Recently, I sat across a restaurant table from a missionary giving his presentation to invite me onto his support team. When it was over, I found myself thinking back to a recently televised speech from a political leader which sounded eerily similar: “I, me, I, me, me, I, I…,” you get the point. I realized this missionary was struggling with his presentation because he could not see past himself. It dawned on me that this is the very dilemma so many other missionaries struggle with too. Let’s take a look at the breakdown of a support presentation and the issue of making it about us.

  1. Vision CastingGod should be the focus of the first half of your support presentation, not you! In the beginning of the presentation, speak to your prospective supporter’s heart. Invite that person into your world. Then, describe the problem—both spiritual and human needs—that the ministry is trying to solve, and how God has called you to play a part in the solution. Finally, cast a vision for what God can do through your ministry to fix the identified problem.

    Remember, very little of the vision casting is centered on you or me. It is really about what God is doing to push back the lostness in this world and advance his kingdom in the hearts and lives of those he has called us to serve. We are just the instruments our mighty God uses to touch the lives of people to accomplish his eternal purposes.

    I believe most missionaries do not realize they are focusing on themselves and are truly humbled by the fact that God has invited them to be a part of his redemptive plan for mankind. I think this is one of those areas where, if we aren’t careful, Satan will convince us that we have to “sell ourselves” if we’re going to be effective at raising support. Nothing could be further from the truth. It is fun when I get to see missionaries take the focus off of themselves and come alive with excitement as they share about the incredible, God-sized endeavor they have been invited into.

  2. Asking – This is the part of the support appointment where you invite the prospective partner to join your support team and wait for a response. This is most often the point where you get cotton-mouthed and sweaty-palmed with anxiety. It’s because we have bought the lie that this part of the presentation really is about us. But it’s not! The enemy wants us to believe that this is all about us, about us getting paid to put groceries on the table, clothes on the kids, gas in the car, etc. He wants us to view ourselves as beggars that use God as a cause to beg.
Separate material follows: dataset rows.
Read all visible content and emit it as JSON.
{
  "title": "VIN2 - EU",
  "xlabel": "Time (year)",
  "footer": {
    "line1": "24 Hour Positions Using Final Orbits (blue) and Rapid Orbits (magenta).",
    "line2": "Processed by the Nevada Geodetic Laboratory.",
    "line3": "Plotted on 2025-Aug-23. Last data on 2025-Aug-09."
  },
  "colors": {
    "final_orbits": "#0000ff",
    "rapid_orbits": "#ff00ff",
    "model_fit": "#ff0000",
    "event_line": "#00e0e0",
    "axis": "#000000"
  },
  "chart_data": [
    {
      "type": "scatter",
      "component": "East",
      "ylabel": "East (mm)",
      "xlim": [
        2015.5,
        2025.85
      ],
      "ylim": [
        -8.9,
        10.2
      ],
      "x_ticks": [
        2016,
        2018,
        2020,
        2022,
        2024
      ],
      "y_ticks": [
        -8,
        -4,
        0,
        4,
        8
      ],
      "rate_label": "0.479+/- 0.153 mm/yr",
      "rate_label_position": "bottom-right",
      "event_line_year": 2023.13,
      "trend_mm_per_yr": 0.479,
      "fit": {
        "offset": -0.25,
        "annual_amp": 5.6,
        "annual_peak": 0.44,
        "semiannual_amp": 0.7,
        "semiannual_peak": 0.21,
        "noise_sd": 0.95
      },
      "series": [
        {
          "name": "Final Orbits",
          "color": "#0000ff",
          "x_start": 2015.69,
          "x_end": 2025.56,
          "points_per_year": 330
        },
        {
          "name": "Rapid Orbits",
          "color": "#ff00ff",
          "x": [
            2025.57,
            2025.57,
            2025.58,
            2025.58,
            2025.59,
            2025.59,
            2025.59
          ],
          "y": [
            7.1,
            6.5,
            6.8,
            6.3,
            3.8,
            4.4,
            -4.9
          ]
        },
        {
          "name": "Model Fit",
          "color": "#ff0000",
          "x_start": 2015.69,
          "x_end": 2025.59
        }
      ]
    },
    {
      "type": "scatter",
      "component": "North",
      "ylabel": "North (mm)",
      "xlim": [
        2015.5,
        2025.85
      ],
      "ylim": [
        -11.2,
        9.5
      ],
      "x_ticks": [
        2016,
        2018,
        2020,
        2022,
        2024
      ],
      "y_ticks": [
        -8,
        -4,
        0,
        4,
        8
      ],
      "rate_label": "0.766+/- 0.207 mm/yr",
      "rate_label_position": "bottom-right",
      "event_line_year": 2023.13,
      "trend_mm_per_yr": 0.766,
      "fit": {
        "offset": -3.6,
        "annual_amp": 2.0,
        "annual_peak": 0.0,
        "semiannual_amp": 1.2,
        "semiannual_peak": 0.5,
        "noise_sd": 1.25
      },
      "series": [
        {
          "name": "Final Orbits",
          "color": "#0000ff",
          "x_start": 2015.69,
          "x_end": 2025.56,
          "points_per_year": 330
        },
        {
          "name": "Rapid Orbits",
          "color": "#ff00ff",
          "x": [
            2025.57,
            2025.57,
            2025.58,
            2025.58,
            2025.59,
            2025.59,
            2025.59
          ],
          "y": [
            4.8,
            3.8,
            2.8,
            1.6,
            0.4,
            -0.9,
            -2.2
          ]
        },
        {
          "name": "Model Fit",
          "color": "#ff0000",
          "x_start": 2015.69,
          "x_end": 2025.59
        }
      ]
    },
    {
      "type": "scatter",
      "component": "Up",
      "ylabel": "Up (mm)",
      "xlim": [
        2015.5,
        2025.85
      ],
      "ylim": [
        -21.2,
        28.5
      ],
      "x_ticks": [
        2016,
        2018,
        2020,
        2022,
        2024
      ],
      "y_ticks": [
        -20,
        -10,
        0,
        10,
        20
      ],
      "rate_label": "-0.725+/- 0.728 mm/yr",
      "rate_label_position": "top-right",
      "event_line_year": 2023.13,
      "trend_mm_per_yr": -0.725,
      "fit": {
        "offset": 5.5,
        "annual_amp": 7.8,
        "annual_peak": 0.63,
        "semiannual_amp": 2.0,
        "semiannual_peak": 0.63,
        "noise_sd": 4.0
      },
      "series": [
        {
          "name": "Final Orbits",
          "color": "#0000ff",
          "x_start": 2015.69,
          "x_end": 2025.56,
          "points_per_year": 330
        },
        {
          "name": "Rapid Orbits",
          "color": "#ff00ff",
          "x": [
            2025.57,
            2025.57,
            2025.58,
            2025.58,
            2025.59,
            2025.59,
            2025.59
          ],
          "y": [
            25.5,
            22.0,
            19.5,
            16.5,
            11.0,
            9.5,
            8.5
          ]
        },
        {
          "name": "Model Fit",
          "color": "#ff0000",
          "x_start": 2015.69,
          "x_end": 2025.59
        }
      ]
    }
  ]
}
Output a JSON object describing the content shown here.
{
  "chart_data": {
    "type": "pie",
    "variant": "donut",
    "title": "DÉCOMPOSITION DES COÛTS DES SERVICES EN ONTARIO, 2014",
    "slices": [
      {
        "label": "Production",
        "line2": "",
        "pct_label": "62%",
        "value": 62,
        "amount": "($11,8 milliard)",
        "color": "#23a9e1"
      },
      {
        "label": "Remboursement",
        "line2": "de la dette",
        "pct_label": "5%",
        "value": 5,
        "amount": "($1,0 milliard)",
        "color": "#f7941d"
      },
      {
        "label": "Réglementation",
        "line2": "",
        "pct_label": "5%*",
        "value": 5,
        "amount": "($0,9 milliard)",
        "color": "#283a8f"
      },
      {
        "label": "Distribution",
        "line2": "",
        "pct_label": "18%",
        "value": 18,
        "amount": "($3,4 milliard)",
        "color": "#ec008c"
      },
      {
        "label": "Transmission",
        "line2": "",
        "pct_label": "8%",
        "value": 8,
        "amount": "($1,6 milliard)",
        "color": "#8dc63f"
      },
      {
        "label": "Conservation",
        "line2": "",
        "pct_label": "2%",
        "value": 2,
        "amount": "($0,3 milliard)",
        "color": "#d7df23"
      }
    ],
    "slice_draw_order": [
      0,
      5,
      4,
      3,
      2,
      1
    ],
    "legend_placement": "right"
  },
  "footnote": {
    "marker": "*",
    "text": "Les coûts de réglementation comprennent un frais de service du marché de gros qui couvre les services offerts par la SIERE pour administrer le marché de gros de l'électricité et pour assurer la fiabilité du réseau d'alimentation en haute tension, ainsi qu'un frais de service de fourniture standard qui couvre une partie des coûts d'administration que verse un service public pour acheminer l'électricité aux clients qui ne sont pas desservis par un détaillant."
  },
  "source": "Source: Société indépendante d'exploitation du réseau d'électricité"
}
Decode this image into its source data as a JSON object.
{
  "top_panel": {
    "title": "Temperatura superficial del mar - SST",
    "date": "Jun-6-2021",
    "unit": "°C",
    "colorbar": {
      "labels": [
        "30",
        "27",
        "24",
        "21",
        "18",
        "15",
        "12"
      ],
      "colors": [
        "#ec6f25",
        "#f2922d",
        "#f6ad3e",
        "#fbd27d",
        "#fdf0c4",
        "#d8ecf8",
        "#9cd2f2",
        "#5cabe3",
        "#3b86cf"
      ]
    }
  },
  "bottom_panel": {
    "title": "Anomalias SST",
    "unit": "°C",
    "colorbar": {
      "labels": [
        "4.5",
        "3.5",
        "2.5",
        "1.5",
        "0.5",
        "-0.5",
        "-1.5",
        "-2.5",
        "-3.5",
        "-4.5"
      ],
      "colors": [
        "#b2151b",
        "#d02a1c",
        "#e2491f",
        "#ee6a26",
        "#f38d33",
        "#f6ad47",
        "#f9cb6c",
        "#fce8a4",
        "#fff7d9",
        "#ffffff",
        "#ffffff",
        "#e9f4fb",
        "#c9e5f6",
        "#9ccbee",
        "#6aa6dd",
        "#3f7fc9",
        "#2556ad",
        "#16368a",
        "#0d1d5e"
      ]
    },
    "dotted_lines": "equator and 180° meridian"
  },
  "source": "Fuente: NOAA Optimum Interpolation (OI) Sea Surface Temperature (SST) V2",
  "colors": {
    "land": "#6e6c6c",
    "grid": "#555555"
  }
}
He wants us to forget that God has already promised to take care of those He has called into full-time kingdom work.

    But, this part of the appointment is all about what God is doing and how He is calling others to be a part of that kingdom work through their stewardship and generosity. Even though God has called the missionary to “climb down into the darkness” for the ministry, he is calling many others to “hold the ropes” to fulfill the Great Commission. Imagine how much more exciting it is during this part of the appointment—the Ask—to have the privilege to invite someone else into the joy of making disciples among the nations.

    Can you think of any of your Christ-following friends or family members that you would want to cheat out of the opportunity for that? Now, that’s an ASK I can get excited about.

As you press forward to engage those you know or come into contact with about partnering with your God-given mission, remember… It’s not about you!